Par une décision du 12 septembre 2018, la chambre disciplinaire nationale de l’ordre des pédicures-podologues a, sur appel de M. D…, annulé cette décision et rejeté la plainte.
Par un pourvoi sommaire, un mémoire complémentaire, un mémoire en réplique et deux nouveaux mémoires, enregistrés le 4 décembre 2018, les 25 février et 22 novembre 2019 et le 23 janvier 2020 au secrétariat du contentieux du Conseil d’Etat, le conseil régional d’Occitanie de l’ordre des pédicures-podologues demande au Conseil d’Etat :
1°) d’annuler cette décision ;
2°) de mettre à la charge de M. D… la somme de 4 000 euros au titre de l’article L. 761-1 du code de justice administrative.
Vu les autres pièces du dossier ;
Vu :
– le Traité sur le fonctionnement de l’Union européenne, notamment son article 56 ;
– le code de la santé publique ;
– l’arrêt n°C-339/15 du 4 mai 2017 de la Cour de justice de l’Union européenne ;
– le code de justice administrative ;
Après avoir entendu en séance publique :
— le rapport de Mme C… B…, auditrice,
— les conclusions de M. Nicolas Polge, rapporteur public.
La parole ayant été donnée, après les conclusions, à la SCP Matuchansky, Poupot, Valdelièvre, avocat du conseil régional de l’ordre des pédicures podologues d’Occitanie et à la SCP Piwnica, Molinié, avocat de M. D….
Considérant ce qui suit :
1. Il ressort des pièces du dossier soumis aux juges du fond que M. D…, pédicure-podologue installé à Montpellier, a, par des propos rapportés dans un article publié le 3 novembre 2016 par le journal Midi Libre sous le titre « Montpellier : les semelles 3D galopent désormais sur le marché », vanté les mérites d’un dispositif médical dénommé « semelle alvéolée en 3D », qualifiant ce produit de « révolutionnaire », expliquant qu’il l’utilisait dans sa pratique professionnelle et apparaissant lui-même sur une photographie prise dans son cabinet.
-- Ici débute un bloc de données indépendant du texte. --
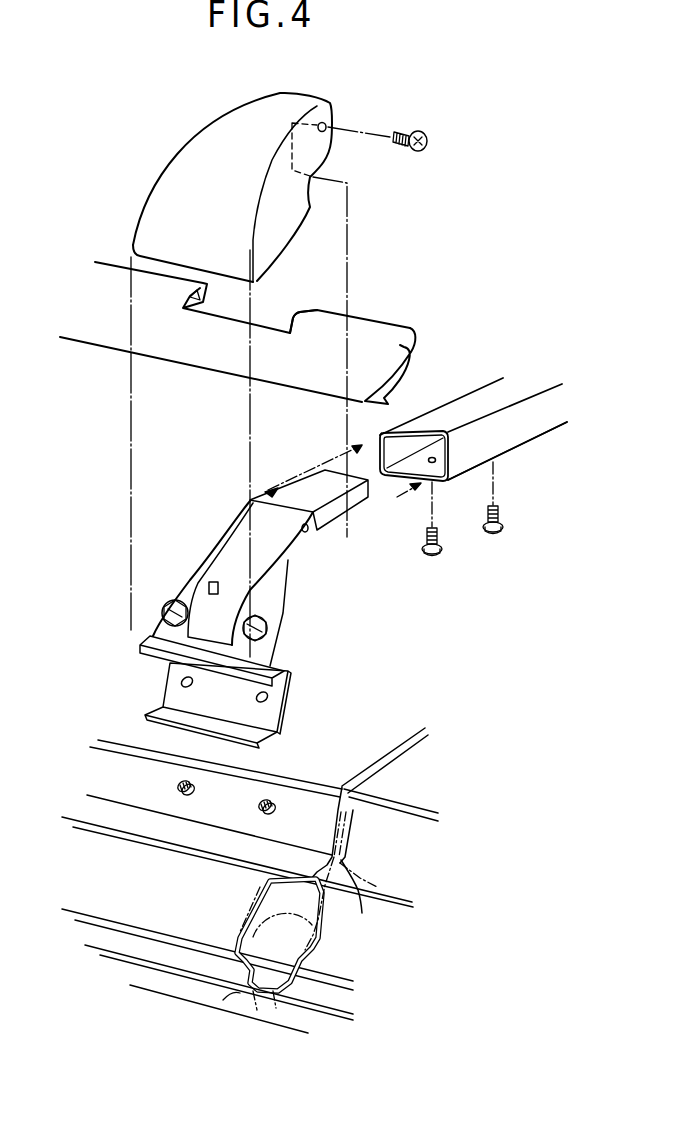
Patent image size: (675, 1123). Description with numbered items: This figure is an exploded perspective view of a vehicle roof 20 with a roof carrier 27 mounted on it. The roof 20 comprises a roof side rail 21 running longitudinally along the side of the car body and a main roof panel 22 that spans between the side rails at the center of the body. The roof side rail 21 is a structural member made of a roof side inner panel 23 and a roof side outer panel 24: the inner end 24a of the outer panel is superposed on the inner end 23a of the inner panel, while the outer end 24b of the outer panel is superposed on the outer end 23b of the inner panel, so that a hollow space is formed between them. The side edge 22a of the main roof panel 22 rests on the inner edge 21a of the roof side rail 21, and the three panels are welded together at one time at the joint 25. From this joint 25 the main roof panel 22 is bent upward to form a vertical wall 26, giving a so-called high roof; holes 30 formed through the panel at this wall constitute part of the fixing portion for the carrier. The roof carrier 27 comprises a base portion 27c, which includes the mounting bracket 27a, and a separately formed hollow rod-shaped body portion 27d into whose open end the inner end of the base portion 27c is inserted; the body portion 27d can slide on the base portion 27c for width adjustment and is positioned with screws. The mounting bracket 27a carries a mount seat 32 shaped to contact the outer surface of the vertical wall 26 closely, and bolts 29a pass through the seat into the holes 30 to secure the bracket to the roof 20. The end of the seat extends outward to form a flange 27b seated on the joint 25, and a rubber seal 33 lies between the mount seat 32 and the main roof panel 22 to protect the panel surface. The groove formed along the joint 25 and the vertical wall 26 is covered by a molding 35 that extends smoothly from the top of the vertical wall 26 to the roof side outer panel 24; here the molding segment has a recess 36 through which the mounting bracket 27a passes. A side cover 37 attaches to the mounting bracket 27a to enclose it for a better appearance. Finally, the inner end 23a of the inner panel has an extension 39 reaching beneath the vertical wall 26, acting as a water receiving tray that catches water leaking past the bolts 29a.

Sur la plainte du conseil régional d’Occitanie de l’ordre des pédicures-podologues, la chambre disciplinaire de première instance de Languedoc-Roussillon de l’ordre des pédicures-podologues a, par une décision du 6 novembre 2017, infligé à M. D… la peine d’interdiction d’exercer sa profession pendant une semaine, assortie du sursis. Sur appel de l’intéressé, la chambre disciplinaire nationale de l’ordre des pédicures-podologues a, par une décision du 12 septembre 2018 contre laquelle le conseil régional d’Occitanie de l’ordre des pédicures-podologues se pourvoit en cassation, annulé la décision de la chambre disciplinaire régionale et rejeté la plainte.
2. Aux termes de l’article R. 4322-39 du code de la santé publique: « La profession de pédicure-podologue ne doit pas être pratiquée comme un commerce. / Sont interdits tous procédés directs ou indirects de publicité et notamment tout aménagement ou signalisation donnant aux locaux une apparence commerciale et toute publicité intéressant un tiers ou une firme quelconque ».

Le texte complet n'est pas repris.